BBM Naik, Lirik Energi Alternatif

Jeritan rakyat terus membahana di bumi Indonesia. Para pemimpin negeri yang kaya akan sumber daya alam ini tak kuasa mengentaskan rakyatnya dari derita kemiskinan. “Salah urus”, itu yang selalu jadi kata pamungkas dari kejenuhan publik mengurai kata atas ketidakberdayaan pemerintah menjalankan amanah sang pemilik kedaulatan.

Yang masih hangat menyembul menjadi isu nasional adalah rencana kenaikan harga bahan bakar minyak (BBM). Departemen Keuangan telah melakukan kajian kenaikan harga BBM bersubsidi sekitar 28,7 persen pada Juni 2008, akibat kenaikan harga minyak dunia yang hampir menembus 124 dolar AS per barel dan mulai menurunnya kepercayaan terhadap APBN P 2008 dalam menghadapi tekanan harga minyak.

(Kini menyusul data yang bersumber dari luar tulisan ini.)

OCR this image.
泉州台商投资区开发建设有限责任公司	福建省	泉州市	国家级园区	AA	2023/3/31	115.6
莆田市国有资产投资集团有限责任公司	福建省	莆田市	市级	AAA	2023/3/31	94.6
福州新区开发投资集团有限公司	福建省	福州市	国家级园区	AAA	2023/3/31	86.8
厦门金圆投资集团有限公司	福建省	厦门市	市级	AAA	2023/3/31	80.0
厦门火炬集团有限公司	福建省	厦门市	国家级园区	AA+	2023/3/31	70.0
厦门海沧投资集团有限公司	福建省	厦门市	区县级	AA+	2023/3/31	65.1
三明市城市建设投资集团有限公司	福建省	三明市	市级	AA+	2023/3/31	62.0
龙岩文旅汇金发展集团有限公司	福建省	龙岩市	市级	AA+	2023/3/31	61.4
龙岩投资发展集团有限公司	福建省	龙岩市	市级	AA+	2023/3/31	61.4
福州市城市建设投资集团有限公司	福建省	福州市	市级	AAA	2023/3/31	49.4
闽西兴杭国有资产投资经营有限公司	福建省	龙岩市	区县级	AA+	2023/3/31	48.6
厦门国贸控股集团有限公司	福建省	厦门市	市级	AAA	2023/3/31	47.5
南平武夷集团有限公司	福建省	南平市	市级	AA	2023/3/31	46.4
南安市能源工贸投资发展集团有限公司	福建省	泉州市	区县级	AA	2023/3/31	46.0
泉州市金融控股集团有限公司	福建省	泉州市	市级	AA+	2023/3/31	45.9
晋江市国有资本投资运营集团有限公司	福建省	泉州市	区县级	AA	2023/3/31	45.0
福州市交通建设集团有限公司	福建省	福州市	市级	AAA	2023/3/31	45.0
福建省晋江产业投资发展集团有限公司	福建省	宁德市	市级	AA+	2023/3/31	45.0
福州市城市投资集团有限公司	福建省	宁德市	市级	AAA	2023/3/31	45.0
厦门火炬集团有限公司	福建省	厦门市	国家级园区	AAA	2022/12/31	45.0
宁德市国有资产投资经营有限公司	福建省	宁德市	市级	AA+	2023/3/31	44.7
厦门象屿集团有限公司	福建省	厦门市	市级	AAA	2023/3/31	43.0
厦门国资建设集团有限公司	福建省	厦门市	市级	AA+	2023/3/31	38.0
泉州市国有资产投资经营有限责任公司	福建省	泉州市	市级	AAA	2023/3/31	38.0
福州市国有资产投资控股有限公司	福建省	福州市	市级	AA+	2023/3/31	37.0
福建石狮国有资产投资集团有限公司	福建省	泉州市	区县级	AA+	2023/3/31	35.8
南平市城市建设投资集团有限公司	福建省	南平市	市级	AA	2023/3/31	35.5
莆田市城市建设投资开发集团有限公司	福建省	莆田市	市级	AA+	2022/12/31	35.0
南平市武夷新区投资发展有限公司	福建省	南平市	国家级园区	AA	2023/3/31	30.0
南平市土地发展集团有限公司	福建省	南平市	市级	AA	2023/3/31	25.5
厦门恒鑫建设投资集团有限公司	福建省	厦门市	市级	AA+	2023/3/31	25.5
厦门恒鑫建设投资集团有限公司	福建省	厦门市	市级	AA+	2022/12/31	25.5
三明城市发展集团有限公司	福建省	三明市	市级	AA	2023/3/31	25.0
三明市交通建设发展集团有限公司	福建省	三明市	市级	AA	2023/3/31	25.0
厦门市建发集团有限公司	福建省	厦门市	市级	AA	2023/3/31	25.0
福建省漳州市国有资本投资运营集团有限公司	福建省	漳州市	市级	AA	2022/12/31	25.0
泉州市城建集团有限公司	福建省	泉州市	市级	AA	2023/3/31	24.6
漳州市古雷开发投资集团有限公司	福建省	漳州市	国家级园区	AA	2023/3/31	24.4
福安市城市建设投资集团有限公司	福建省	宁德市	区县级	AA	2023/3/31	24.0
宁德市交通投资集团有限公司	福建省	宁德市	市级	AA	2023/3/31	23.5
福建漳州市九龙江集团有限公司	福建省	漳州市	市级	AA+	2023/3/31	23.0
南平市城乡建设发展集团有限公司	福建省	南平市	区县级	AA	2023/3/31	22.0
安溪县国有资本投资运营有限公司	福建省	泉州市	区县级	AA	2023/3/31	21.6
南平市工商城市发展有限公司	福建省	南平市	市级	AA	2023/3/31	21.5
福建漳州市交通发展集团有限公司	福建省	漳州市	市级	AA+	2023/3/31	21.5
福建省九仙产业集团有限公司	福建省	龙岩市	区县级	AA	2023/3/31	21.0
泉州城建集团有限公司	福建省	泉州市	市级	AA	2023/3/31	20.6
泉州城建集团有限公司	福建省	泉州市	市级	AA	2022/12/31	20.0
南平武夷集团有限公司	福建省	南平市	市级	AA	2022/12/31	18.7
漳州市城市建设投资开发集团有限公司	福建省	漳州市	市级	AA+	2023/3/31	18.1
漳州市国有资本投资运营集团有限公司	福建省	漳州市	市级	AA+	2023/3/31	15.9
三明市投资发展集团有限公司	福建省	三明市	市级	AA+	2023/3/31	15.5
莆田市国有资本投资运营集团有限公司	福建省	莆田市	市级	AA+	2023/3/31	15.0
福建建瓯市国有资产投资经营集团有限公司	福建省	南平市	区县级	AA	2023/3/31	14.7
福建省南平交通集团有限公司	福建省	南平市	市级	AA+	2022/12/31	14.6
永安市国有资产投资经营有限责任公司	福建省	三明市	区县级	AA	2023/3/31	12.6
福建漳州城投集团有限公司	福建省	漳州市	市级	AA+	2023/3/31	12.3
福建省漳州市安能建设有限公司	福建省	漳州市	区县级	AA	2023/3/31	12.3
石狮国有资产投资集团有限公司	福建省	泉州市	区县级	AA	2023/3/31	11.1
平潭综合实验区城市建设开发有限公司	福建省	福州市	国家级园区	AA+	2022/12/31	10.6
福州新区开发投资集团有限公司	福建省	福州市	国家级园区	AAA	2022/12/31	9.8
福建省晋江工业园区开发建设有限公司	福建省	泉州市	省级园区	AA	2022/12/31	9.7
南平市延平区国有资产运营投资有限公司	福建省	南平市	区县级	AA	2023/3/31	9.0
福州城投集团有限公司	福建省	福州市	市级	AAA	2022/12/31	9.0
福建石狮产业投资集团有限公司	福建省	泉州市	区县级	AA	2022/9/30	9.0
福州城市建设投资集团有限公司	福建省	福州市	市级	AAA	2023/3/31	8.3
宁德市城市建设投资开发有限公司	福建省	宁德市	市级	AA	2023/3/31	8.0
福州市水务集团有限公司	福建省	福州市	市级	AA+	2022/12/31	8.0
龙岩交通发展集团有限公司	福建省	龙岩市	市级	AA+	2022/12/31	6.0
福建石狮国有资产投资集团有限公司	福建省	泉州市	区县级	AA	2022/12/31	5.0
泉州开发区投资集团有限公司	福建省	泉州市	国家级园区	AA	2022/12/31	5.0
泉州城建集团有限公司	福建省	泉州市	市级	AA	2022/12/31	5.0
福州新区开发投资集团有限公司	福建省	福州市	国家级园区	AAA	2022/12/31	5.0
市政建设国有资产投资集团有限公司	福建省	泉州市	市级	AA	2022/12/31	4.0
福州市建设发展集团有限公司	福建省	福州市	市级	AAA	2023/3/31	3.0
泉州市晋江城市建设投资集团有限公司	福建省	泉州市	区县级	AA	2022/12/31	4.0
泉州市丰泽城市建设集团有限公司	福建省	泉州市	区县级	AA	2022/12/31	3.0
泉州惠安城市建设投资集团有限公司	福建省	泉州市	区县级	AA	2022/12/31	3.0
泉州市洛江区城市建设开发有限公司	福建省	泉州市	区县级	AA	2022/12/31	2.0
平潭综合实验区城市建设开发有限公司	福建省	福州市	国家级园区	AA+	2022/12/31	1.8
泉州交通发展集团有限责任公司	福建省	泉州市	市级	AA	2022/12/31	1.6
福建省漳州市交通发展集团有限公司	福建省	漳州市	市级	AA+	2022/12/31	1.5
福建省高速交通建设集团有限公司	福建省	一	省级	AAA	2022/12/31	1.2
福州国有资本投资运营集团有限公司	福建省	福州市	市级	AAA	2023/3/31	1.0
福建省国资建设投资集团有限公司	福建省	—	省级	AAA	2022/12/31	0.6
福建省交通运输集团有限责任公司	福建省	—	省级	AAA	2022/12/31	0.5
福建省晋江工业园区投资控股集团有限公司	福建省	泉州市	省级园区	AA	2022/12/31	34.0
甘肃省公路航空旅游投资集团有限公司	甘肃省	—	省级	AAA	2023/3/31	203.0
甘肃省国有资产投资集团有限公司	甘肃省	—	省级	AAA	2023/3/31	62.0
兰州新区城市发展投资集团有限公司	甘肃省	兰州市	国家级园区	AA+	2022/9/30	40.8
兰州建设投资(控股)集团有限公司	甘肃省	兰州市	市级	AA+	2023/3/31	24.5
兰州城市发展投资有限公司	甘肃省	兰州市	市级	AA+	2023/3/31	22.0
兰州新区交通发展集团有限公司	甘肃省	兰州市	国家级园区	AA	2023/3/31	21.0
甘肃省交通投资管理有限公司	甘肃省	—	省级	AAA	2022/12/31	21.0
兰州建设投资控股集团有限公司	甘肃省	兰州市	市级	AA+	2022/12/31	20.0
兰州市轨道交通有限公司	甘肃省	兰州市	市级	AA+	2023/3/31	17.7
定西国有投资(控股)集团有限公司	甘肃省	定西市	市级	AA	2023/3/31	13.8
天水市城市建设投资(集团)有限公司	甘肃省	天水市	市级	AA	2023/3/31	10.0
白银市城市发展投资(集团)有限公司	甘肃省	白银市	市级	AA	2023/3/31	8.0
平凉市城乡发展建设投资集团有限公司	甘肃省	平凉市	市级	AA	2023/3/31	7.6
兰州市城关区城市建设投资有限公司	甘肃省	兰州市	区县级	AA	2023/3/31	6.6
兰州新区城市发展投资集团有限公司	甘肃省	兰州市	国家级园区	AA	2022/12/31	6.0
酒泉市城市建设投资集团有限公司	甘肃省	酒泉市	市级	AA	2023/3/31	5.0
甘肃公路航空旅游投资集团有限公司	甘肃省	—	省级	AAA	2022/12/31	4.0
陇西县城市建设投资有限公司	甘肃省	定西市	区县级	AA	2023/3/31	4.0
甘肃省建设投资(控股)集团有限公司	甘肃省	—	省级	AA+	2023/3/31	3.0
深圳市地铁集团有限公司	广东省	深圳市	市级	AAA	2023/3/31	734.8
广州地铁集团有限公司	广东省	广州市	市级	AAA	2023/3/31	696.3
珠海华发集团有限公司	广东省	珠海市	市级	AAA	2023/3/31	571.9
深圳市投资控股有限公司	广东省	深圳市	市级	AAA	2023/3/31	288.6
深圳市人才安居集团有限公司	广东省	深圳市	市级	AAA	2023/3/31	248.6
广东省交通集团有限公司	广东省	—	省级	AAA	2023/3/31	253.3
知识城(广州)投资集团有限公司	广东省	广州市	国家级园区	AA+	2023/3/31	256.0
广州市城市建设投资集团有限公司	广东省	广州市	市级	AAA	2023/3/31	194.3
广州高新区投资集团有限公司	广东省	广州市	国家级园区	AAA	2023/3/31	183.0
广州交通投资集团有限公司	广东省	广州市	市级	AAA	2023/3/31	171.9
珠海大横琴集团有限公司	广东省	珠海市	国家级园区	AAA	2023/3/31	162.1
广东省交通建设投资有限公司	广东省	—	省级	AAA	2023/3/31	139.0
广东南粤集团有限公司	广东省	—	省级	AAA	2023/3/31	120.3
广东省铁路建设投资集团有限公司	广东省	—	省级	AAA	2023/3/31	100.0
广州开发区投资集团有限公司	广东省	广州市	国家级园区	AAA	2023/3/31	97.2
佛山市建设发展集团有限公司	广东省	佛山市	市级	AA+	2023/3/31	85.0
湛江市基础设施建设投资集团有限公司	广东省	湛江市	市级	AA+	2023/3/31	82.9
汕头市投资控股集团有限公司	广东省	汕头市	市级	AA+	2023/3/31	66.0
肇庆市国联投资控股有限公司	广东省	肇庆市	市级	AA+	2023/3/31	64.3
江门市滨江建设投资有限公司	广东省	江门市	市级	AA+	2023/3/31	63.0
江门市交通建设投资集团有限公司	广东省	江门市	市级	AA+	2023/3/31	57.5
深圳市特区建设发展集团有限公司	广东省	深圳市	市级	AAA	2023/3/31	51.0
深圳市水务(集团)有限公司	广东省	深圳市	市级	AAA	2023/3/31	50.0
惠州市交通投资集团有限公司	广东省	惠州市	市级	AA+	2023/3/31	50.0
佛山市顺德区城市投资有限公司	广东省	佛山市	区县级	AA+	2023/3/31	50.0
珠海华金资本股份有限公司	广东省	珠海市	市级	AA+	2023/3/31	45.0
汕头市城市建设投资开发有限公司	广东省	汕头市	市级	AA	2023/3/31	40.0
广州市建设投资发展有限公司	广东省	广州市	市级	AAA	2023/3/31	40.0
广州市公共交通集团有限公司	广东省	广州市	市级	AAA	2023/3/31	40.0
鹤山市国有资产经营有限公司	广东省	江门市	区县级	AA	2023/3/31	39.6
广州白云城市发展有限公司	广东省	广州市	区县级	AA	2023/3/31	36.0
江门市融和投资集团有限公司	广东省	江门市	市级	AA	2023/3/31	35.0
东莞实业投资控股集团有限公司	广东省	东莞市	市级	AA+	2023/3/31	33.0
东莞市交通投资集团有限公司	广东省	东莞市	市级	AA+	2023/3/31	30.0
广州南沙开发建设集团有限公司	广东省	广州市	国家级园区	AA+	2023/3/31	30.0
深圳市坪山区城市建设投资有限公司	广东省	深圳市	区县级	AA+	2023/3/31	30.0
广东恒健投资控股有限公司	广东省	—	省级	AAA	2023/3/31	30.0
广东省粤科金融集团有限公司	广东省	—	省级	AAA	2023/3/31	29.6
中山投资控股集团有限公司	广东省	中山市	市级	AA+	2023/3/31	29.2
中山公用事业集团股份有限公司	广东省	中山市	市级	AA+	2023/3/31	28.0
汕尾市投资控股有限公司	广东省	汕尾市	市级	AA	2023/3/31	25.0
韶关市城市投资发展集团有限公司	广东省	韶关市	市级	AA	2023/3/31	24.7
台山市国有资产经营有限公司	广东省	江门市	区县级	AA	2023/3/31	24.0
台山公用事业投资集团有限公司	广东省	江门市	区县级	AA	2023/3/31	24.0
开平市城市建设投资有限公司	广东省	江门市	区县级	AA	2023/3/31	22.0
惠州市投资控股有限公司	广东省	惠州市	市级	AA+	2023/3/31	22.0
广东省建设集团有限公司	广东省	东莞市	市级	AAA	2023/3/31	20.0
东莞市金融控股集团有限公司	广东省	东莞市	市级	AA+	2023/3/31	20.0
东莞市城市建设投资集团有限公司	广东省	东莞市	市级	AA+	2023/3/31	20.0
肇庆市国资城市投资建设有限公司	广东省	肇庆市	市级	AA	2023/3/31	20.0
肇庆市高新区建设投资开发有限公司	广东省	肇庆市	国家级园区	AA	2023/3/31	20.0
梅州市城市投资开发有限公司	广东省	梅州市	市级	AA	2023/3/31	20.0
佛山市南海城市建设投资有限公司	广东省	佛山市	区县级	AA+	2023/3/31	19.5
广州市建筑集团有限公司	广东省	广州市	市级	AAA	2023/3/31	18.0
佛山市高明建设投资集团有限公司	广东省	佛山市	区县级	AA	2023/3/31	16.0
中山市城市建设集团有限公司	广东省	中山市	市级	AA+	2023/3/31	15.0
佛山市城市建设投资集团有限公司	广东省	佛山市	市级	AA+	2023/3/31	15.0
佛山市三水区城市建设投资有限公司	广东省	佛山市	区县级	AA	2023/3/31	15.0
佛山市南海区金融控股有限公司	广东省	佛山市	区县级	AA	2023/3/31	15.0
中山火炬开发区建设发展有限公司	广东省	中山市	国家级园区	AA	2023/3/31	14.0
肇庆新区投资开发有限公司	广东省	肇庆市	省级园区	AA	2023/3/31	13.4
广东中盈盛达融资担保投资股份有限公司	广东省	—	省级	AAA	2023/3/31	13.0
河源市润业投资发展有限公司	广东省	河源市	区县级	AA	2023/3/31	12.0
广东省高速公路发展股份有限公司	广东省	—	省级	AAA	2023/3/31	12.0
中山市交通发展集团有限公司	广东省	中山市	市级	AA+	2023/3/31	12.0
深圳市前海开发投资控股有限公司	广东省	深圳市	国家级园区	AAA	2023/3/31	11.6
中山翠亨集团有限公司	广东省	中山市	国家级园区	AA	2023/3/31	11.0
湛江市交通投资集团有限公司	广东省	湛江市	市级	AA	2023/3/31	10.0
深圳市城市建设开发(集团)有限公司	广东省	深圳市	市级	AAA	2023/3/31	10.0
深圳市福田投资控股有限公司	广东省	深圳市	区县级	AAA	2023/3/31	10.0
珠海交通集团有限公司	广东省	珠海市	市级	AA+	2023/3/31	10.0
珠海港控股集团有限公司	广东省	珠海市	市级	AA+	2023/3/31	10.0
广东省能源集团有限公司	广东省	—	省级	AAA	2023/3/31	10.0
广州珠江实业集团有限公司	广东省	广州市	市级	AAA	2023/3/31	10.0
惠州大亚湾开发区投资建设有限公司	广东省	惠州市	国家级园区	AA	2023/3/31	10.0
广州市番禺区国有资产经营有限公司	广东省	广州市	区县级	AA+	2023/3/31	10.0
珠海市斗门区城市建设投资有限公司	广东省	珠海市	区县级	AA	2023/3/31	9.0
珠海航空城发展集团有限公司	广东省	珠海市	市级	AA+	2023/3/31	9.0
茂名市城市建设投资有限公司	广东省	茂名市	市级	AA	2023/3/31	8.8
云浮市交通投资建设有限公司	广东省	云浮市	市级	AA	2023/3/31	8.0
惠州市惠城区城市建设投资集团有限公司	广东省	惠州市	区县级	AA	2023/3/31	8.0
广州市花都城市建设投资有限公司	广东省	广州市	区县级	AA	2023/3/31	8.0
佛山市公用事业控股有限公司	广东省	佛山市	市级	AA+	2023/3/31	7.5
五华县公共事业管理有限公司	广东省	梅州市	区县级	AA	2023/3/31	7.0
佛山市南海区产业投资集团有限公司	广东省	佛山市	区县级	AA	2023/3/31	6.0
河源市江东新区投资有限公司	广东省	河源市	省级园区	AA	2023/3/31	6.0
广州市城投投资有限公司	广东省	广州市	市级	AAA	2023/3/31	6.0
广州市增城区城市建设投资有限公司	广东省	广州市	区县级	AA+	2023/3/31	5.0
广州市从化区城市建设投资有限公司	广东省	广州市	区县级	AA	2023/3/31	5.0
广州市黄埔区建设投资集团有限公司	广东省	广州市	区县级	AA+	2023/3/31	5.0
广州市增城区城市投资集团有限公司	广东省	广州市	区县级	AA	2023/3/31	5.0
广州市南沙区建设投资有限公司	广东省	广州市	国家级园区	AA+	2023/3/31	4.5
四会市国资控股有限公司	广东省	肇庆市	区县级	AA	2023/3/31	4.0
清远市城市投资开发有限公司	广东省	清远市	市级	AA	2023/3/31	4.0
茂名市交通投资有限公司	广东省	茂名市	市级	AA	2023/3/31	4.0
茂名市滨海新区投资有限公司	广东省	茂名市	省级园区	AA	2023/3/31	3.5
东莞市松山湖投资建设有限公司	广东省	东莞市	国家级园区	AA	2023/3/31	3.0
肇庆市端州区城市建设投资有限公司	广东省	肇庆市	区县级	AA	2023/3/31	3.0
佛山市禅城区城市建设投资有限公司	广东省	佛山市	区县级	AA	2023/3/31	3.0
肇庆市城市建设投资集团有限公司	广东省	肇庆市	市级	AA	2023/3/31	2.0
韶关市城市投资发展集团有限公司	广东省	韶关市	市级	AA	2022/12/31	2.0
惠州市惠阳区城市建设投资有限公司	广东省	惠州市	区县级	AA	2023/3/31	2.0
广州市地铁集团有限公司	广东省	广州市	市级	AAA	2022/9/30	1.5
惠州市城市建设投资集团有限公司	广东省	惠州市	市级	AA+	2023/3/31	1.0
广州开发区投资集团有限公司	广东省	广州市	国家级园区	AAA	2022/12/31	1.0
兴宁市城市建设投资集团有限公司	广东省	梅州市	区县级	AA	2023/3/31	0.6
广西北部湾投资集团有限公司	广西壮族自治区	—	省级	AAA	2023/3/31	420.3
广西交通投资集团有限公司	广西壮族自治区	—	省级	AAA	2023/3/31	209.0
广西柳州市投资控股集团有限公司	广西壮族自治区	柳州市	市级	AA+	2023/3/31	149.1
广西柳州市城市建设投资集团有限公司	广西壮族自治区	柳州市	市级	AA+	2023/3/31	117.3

Harga BBM jenis premium akan naik dari Rp4.500 menjadi Rp6.000 per liter, solar naik dari Rp4.300 menjadi Rp5.500 per liter, dan minyak tanah naik dari Rp2.000 menjadi Rp2.300 per liter. Menurut Depkeu, kenaikan sebesar itu akan memberi ruang fiskal yang cukup longgar bagi APBN sebesar Rp21,491 triliun serta menambah penghematan anggaran menjadi Rp25,877 triliun.

Dari penghematan anggaran akibat kenaikan harga BBM itu, sebagian besar Rp11,5 triliun akan dialokasikan untuk pemberian program Bantuan Langsung Tunai (BLT) kepada 19,1 juta rumah tangga miskin (RTM) untuk periode Juni 2008-Mei 2009 sebesar Rp100.000 per masing-masing RTM.

Selain itu, ruang fiskal tersebut akan digunakan untuk penambahan cadangan risiko Rp3 triliun dari yang sudah dicadangkan pada APBN P sebesar Rp8,254 triliun, pengurangan defisit Rp8,377 triliun atau 0,2 persen sehingga defisit anggaran tinggal 1,9 persen, dan tambahan subsidi beras untuk masyarakat miskin (raskin) sebesar Rp3 triliun.
Dengan demikian, inflasi bisa ditekan pada 11,1 persen dan pertumbuhan ekonomi dijaga pada 6,4 persen, dengan rasio penduduk miskin menjadi 14,2 persen.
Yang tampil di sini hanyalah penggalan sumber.